Domain Share / status
Cloud servers 95%+. Default images on AWS EC2 / Azure VM / GCP CE are Linux. Managed databases, Kubernetes workers, Lambda, Fargate — all on Linux
Smartphones (Android) 70%+ of the world is Android = the Linux kernel. The most-deployed OS on Earth
Embedded Routers, TVs, refrigerators, cars, industrial gear, smart watches, IoT — uncountable, mostly invisible
Supercomputers 100% of the TOP500 since 2017. HPC is effectively only Linux
Desktop ~3-5%. Windows / macOS dominate, though the developer / scientist / engineer community is large
WSL2 (on Windows) Surging. An era where Microsoft officially ships a Linux kernel inside Windows

"Powering servers, mobile, and every embedded thing — but a minority on desktops" is Linux's modern position. Windows and macOS compete as OS products; Linux occupies a different layer as infrastructure OS.

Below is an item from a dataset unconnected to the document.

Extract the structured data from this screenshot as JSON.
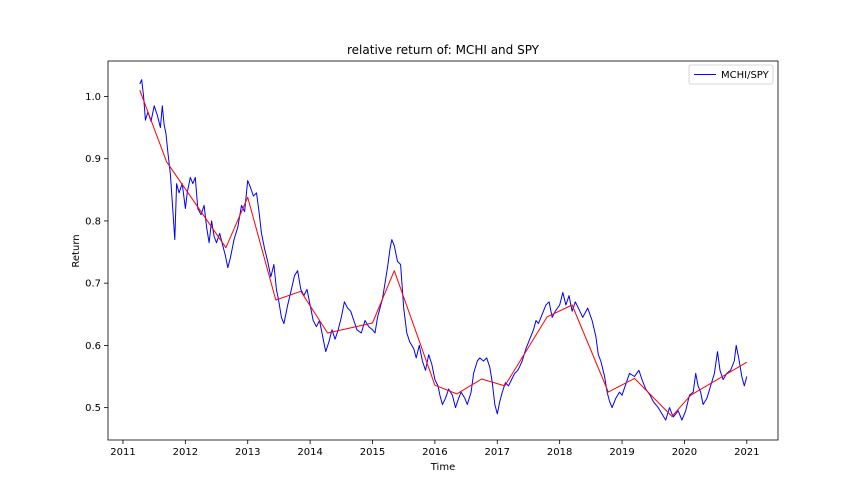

Linux began as "the kernel Linus Torvalds wrote as a hobby in 1991" and grew into the name for the OS ecosystem powering more than half the world's computing. The keys to understanding it: the three-layer structure of "kernel = Linux proper / userland = GNU + distro / both physically separated by syscalls," and the fact that "everything is a file" / "fork/exec" / "pipe + exit codes" / "rwx → capabilities → namespaces" — design choices inherited from Unix — all remain alive today.

Cloud, containers, smartphones — all rest on the fact that "Linux's design philosophy continues to apply directly to modern infrastructure." Containers are just "using Linux features in a new combination." Kubernetes is "another tier on top of Linux containers." Serverless is "running a function inside a tiny VM (Firecracker etc.) on top of a Linux kernel." Wherever you dig, you land on Linux's syscalls, namespaces, and cgroups. Once you understand Linux properly, you can confront most of modern infrastructure with the same vocabulary.